There's something admirably fanatical about Redknapp. Aged 64 and just returned from minor heart surgery, he's utterly consumed with football, to the probable detriment of his health. He has spoken of how "this game can make the most mild-mannered of people explode as when you are sitting on the bench you get eaten up inside from first to last whistle … After a game I cannot sleep, there is too much going on in my head as I go over moves, think about game plans, think about which player has had a good or bad game - and it's worse if you lose."

To watch Redknapp during a game, with his grimaces and various other expressions of hyperactivity, is to observe a man in thrall to his obsession. He was unfortunate that there was so much unrest, indeed great unrest, inside the club at the start of the season, with Modric confused and agitating to leave and midfield "destroyer" Scott Parker yet to arrive from West Ham. After two games Spurs were bottom, having lost to both Manchester clubs. But City and United caught them at an especially propitious time; they will not be so lucky again.

In 1987, Spurs ran out of energy and out of luck in the closing weeks of the season. There are many who expect something similar to happen to them this season, for them to flare brightly and then burn out in the way of all Spurs sides.

I'm not so sure. Somehow this team, this time, seems different.
 

JonnySpurs

SC Veteran
Jun 4, 2004
5,346
12,398
Superb stuff. Very well written.

I have to be one of those to eat humble pie as I called for Modric to be sold and blurted out angry obscenities towards the player from my sofa whilst watching Sky Sports during the summer. I just couldn't see the point of keeping an unhappy player.

How wrong I was.

Luka has come back and been better than ever. He might be playing up for his move or maybe he's realised that actually the team he's in is a brilliant one where he belongs, I hope it's the latter. Either way we couldn't be where we are without him.
 

DEFchenkOE

Well-Known Member
Feb 13, 2006
10,527
8,052
Too many good articles being written about us at the moment, media trying to set us up for a fall!
 

leelee

Well-Known Member
Oct 6, 2004
4,376
2,117
I remember Hoddle and Waddle and even as a kid of around 10 I knew selling both would hurt us. The finances at the time under Irving Scholar were all over the place so I s'pose we needed the money. Clive Allen was sold to a french club too, Bordeaux wasn't it..?

Great article. Love the last bit. COYS!!
 

RobinLeonard

Well-Known Member
May 8, 2008
1,143
57
Too many good articles being written about us at the moment, media trying to set us up for a fall!

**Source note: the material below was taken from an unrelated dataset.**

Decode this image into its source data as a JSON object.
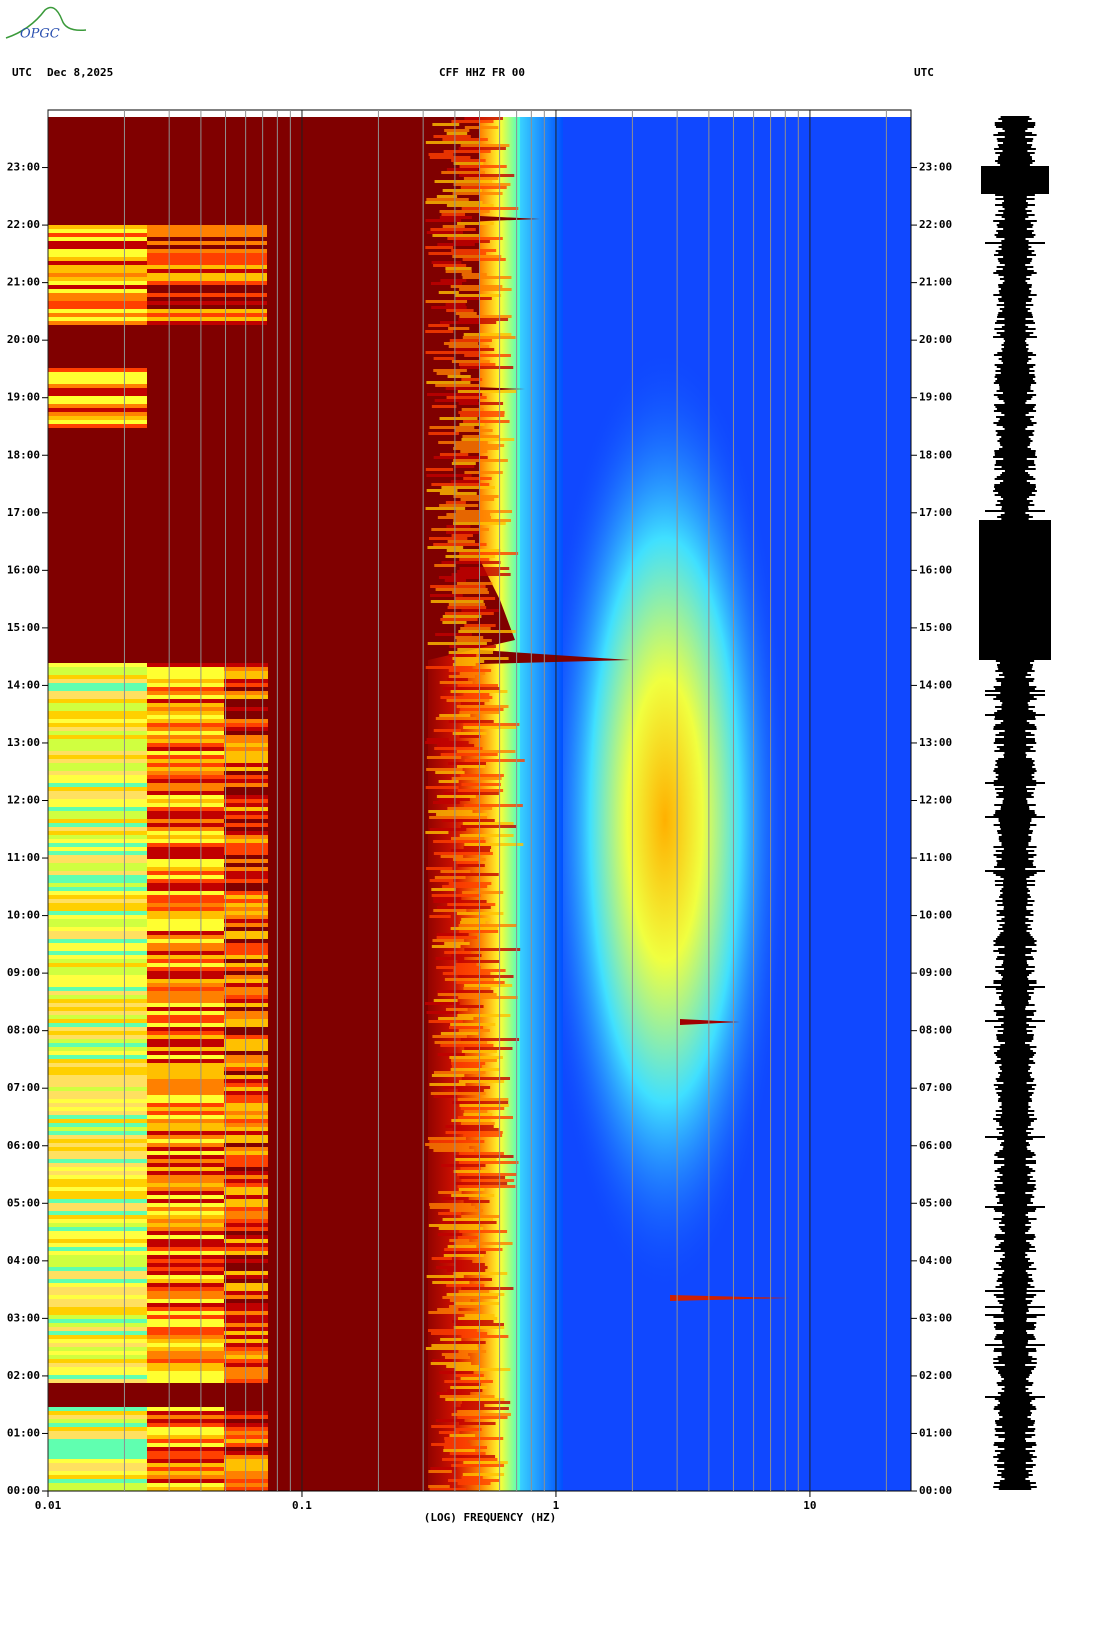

We were flying under the radar for a long time though. With a run as sensational as our's, it would be strange if they didn't start to take notice.
 

Spurs_Bear

Well-Known Member
Jan 7, 2009
17,094
22,286
Read this article yesterday but am too young to remember that season, only vision I have is of the old man coming back from the cup final with a flag for me, I was over the moon.

He wasn't.
 

dcarney75

A perfect blend of Steve Hodge and Andy Sinton...
Jan 15, 2007
933
310
Good article. On MOTD at the weekend, when Lawrenson rolled his eyes and said "but it's Spurs" in response to Lineker's question about whether we were title contenders, I found myself thinking "but it's not really, this season, is it?". This team does feel different.
 

dav3j

SC Supporter
Jan 28, 2011
2,995
760
I've had a gooner mate on Twitter banging on about how they're somehow going to finish above us this season. I think we are still very underestimated....
 

JerryGarcia

Dark star crashes...
May 18, 2006
8,694
16,028
I've had a gooner mate on Twitter banging on about how they're somehow going to finish above us this season. I think we are still very underestimated....

If we win a couple more in a row, they'll soon be packing their pants (if they're not already).